Salient to Investors:

Concern is rising that the Fed will curtail unprecedented stimulus while debt investors are becoming more discriminating

Jody Lurie at Janney Montgomery Scott said the last year was an issuer’s market but the tables have turned as borrowers now listen to the demands of investors.

Eric Beinstein at JPMorgan said the biggest banks are paring inventories even as investors absorb $16 billion of new debt issuance in a weakening market, which is unusual.

Bond yields have had the longest streak of increases since the eight weeks ended Oct. 31, 2008.

Josh Witz at Societe Generale said the new issue market got overheated but is still very healthy.

FRB Dallas President Richard Fisher said it would be prudent to reduce bond buying, while FRB San Francisco President John Williams said a modest adjustment downward is possible as soon as this summer.

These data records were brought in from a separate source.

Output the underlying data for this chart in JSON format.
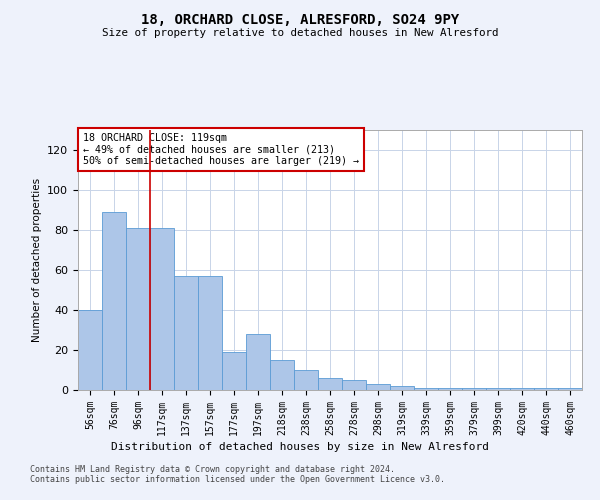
{
  "title": "18, ORCHARD CLOSE, ALRESFORD, SO24 9PY",
  "subtitle": "Size of property relative to detached houses in New Alresford",
  "xlabel": "Distribution of detached houses by size in New Alresford",
  "ylabel": "Number of detached properties",
  "categories": [
    "56sqm",
    "76sqm",
    "96sqm",
    "117sqm",
    "137sqm",
    "157sqm",
    "177sqm",
    "197sqm",
    "218sqm",
    "238sqm",
    "258sqm",
    "278sqm",
    "298sqm",
    "319sqm",
    "339sqm",
    "359sqm",
    "379sqm",
    "399sqm",
    "420sqm",
    "440sqm",
    "460sqm"
  ],
  "values": [
    40,
    89,
    81,
    81,
    57,
    57,
    19,
    28,
    15,
    10,
    6,
    5,
    3,
    2,
    1,
    1,
    1,
    1,
    1,
    1,
    1
  ],
  "bar_color": "#adc6e8",
  "bar_edge_color": "#5b9bd5",
  "vline_x": 2.5,
  "vline_color": "#cc0000",
  "annotation_text": "18 ORCHARD CLOSE: 119sqm\n← 49% of detached houses are smaller (213)\n50% of semi-detached houses are larger (219) →",
  "annotation_box_color": "#ffffff",
  "annotation_box_edge": "#cc0000",
  "ylim": [
    0,
    130
  ],
  "yticks": [
    0,
    20,
    40,
    60,
    80,
    100,
    120
  ],
  "footer": "Contains HM Land Registry data © Crown copyright and database right 2024.\nContains public sector information licensed under the Open Government Licence v3.0.",
  "bg_color": "#eef2fb",
  "plot_bg_color": "#ffffff",
  "grid_color": "#c8d4e8"
}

Robert Smith at Sage Advisory Services said evaporation of excess liquidity provided by the Fed will result in a greater cost extracted by investors on corporate borrowers. Smith fears everyone rushing for the door at the same time on the basis of two or three policy statements, but said it is unclear whether the economy will grow fast enough to warrant a reduction in QE.

Long-term corporate debt trading at a discount is 15 percent of the market versus 3 percent on May 1.